Bahrain recalled Iranian chargé d'affaires Mahdy Islamy on Saturday to officially protest official Iranian television's distortions of President Mohamed Morsy's speech at the Non-Aligned Movement summit in Tehran last week.
The interpreter for Iran's official television substituted all mentions of Syria in Morsy's speech with "Bahrain,” altering the meaning of Morsy's speech in which he criticized the ruling regime in Syria. When Morsy said, "The Palestinian and Syrian nations are struggling for freedom, justice and dignity,” the Iranian interpreter instead translated Morsy as saying "The Palestinian and Bahraini nations" are struggling for freedom.
Similarly, when Morsy talked about the "Arab Spring" which started in Tunisia and then spread to Egypt, Libya, Yemen and Syria, the interpreter spoke of an "Islamist Awakening" and again replaced Syria with Bahrain.
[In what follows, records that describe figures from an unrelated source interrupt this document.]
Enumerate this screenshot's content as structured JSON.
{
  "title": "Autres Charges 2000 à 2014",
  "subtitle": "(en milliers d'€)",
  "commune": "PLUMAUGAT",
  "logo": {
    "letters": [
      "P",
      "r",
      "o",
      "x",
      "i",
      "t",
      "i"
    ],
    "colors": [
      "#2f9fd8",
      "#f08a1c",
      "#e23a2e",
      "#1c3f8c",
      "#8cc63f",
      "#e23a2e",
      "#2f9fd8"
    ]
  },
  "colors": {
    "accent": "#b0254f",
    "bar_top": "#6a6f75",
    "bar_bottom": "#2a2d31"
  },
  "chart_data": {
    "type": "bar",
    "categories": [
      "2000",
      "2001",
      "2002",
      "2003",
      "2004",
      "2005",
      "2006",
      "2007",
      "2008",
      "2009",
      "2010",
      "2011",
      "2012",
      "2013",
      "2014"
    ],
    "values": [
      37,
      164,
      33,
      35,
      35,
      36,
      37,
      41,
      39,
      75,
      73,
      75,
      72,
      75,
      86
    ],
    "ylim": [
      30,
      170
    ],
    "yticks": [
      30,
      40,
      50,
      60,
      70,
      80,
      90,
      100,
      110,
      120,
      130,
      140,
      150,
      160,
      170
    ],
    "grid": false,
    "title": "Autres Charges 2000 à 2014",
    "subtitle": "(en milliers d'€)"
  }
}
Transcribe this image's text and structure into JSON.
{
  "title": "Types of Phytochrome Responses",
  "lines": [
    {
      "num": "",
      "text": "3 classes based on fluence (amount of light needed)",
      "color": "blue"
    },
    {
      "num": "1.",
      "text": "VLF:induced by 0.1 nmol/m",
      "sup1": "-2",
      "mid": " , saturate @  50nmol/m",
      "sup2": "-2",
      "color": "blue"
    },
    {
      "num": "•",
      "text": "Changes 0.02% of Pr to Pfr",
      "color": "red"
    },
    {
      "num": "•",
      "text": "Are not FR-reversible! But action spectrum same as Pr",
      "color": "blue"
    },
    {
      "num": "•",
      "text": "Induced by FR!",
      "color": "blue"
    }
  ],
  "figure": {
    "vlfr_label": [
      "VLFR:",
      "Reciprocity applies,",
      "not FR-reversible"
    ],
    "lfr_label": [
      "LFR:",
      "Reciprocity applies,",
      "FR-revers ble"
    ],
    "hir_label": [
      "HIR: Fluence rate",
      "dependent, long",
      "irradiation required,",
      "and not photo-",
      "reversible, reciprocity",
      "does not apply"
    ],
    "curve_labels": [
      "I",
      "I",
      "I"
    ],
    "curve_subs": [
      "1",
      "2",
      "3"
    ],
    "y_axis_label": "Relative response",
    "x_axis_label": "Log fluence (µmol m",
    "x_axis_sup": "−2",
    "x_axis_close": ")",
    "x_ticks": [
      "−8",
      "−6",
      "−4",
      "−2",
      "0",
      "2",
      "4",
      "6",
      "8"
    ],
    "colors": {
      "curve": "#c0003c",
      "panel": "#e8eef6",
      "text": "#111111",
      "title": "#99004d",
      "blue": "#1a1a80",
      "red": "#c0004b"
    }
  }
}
Al Jazeera’s satellite channel said the Bahraini Foreign Ministry issued a statement in which it said, "Inserting the name of Bahrain in the place of Syria in the speech is a distortion and falsification of it that constitutes unacceptable media performance. It points out that Iranian media intervene in the interior affairs of the Bahraini kingdom and violate established rules."
The Bahraini foreign ministry called on the Iranian government to apologize and to adopt the necessary measures against the interpreter in question.
Mohamed Shouman, a professor of political discourse and media at Ain Shams University, called on Egypt to officially protest the distortion of Morsy's speech. Describing the misinterpretations as a political, ethical and media scandal, Shouman said that the incident was part of a systematic approach to distort public opinion in Iran.
“This is brainwashing, reminiscent of the black propaganda launched during the Cold War,” he said.
In his speech, Morsy told Non-Aligned Movement members states that they should support the Syrian revolution against President Bashar al-Assad, who he called a “tyrant” that has lost legitimacy. Morsy also called for a civilian state in Syria.
Morsy mentioned a four-country initiative — comprising Egypt, Saudi Arabia, Iran and Turkey — he has proposed to help resolve the Syrian crisis.
A day later on Sunday, Syrian state television criticized Morsy, describing his Thursday speech as “uncivil.”
A television presenter said “there is no need to discuss what Morsy said,” as Syria has already weathered attacks from entities more important than Morsy. “But their chattering has not frightened our people, and the Syrian army does not care what they say,” the presenter added.
The anchor also said Morsy’s comments were inappropriate at a summit for countries who are supposed to be non-aligned, and accused him of being “completely biased.”
“How does the Egyptian Army have the right to use tanks against terrorists within some tribes in the Sinai, while Morsy describes what terrorists do against the Syrian regime and army as resistance and struggle?” the presented asked.
He also accused US Secretary of State Hillary Clinton and Qatari King Hamad bin Isa al-Khalifa of being behind Morsy’s attack on Syria.
The Iranian state television broadcast contained several further distortions of Morsy’s speech. When Morsy criticized Russia and China's use of the veto to prevent the issuing of a Security Council resolution against the Assad regime, Morsy was misquoted as saying that the Security Council veto prevented it from addressing the “crises of popular transformations,” a reference to regional uprisings in general.
Additionally, when Morsy said, "We express solidarity with the Syrian people against oppression and suppression,” Iranian television viewers were told that Morsy said, “We express solidarity with the Syrian people against the conspiracy organized against that country.” And when Morsy described "the unity of Syrian opposition” as “a necessity,” the interpreter said, "We hope the Syrian regime, which has a popular base, remains."